A restart of the Sendai nuclear plant is not likely to happen until next year.
Erstveröffentlicht: 
07.11.2014

Authorities in Japan have approved the restart of a nuclear plant, paving the way for a revival of the stalled industry more than three years after the Fukushima disaster. The move represents a victory for the government of Japanese prime minister Shinzo Abe, which has defended the importance of nuclear power for the country. The Sendai plant, which is located in Kagoshima prefecture, 1,000 kilometres south-west of Tokyo, won an important endorsement for the restart from the local township last month.

 

In a vote on Friday( 7 November), 38 of the 47 members of Kagoshima's prefectural assembly backed the restart.

 

Kagoshima governor Yuichiro Ito also gave his approval, clearing the final hurdle for the restart of the facility.

 

"I have decided that it is unavoidable to restart the No. 1 and No. 2 Sendai nuclear reactors," he told reporters, Japan's public broadcaster NHK showed.

 

"I have said that assuring safety is a prerequisite [for restart] and that the government must ensure safety and publicly explain it thoroughly to residents."

 

The Sendai plant is still unlikely to reopen until next year as the utility still needs to pass operational safety checks.

 

Kagoshima held several townhall meetings in areas closest to the nuclear plant ahead of the vote, but some residents complained that they were restricted from asking about evacuation plans.
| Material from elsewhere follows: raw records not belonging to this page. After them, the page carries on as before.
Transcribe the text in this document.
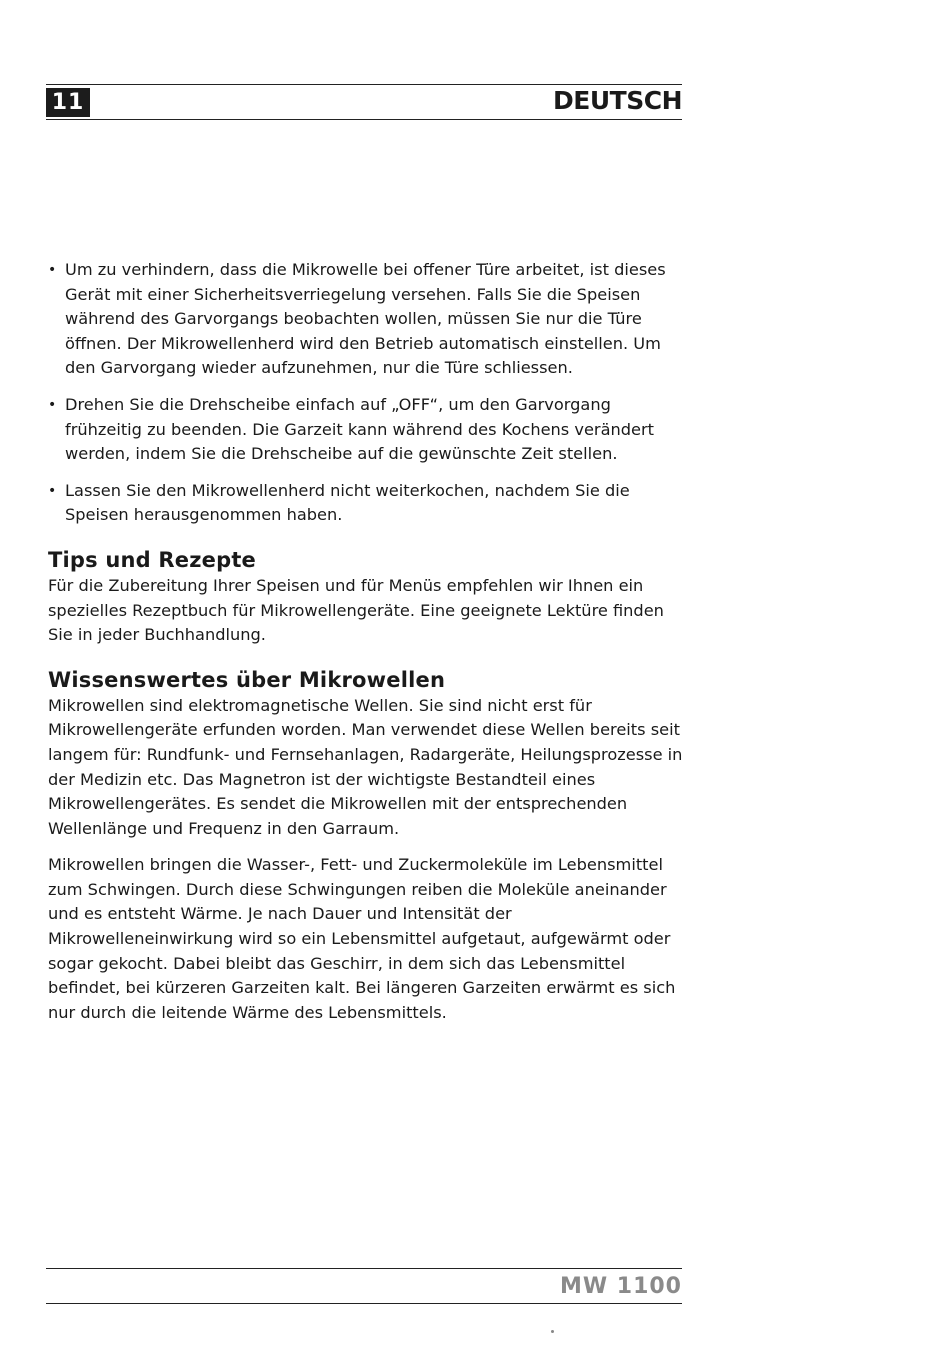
11	DEUTSCH
• Um zu verhindern, dass die Mikrowelle bei offener Türe arbeitet, ist dieses Gerät mit einer Sicherheitsverriegelung versehen. Falls Sie die Speisen während des Garvorgangs beobachten wollen, müssen Sie nur die Türe öffnen. Der Mikrowellenherd wird den Betrieb automatisch einstellen. Um den Garvorgang wieder aufzunehmen, nur die Türe schliessen.
• Drehen Sie die Drehscheibe einfach auf „OFF“, um den Garvorgang frühzeitig zu beenden. Die Garzeit kann während des Kochens verändert werden, indem Sie die Drehscheibe auf die gewünschte Zeit stellen.
• Lassen Sie den Mikrowellenherd nicht weiterkochen, nachdem Sie die Speisen herausgenommen haben.
Tips und Rezepte

Für die Zubereitung Ihrer Speisen und für Menüs empfehlen wir Ihnen ein spezielles Rezeptbuch für Mikrowellengeräte. Eine geeignete Lektüre finden Sie in jeder Buchhandlung.

Wissenswertes über Mikrowellen

Mikrowellen sind elektromagnetische Wellen. Sie sind nicht erst für Mikrowellengeräte erfunden worden. Man verwendet diese Wellen bereits seit langem für: Rundfunk- und Fernsehanlagen, Radargeräte, Heilungsprozesse in der Medizin etc. Das Magnetron ist der wichtigste Bestandteil eines Mikrowellengerätes. Es sendet die Mikrowellen mit der entsprechenden Wellenlänge und Frequenz in den Garraum.

Mikrowellen bringen die Wasser-, Fett- und Zuckermoleküle im Lebensmittel zum Schwingen. Durch diese Schwingungen reiben die Moleküle aneinander und es entsteht Wärme. Je nach Dauer und Intensität der Mikrowelleneinwirkung wird so ein Lebensmittel aufgetaut, aufgewärmt oder sogar gekocht. Dabei bleibt das Geschirr, in dem sich das Lebensmittel befindet, bei kürzeren Garzeiten kalt. Bei längeren Garzeiten erwärmt es sich nur durch die leitende Wärme des Lebensmittels.

MW 1100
Residents opposed to the restart lined the street outside the prefectural building, holding placards and flags protesting against the decision.

 

Screams and yelling from opponents of the restart drowned out the final vote.

 

Japan has said it would defer to regional authorities to approve any restart.

 

The Sendai plant now faces few obstacles, having secured approval from the host city, its mayor, the prefectural assembly and now an official endorsement from its governor.

 

If the move goes through, the Sendai reactors would become the first to restart under a new, independent regulator formed after a massive earthquake and tsunami set off multiple meltdowns at Tokyo Electric Power Co's Fukushima Daiichi plant in 2011.

 

Japan has been forced to import expensive fossil fuels to replace atomic power, which supplied around 30 per cent of the country's electricity before the 2011 disaster.

 

Meanwhile, three workers at the crippled Fukushima nuclear plant have been injured after steel construction material collapsed on them.

 

Tokyo Electric Power (TEPCO) said the men were building a 13-metre-high tank that was intended to store water used to cool broken reactors.

 

One of the three was knocked temporarily unconscious, a TEPCO spokesman said, and remained in a critical condition in hospital.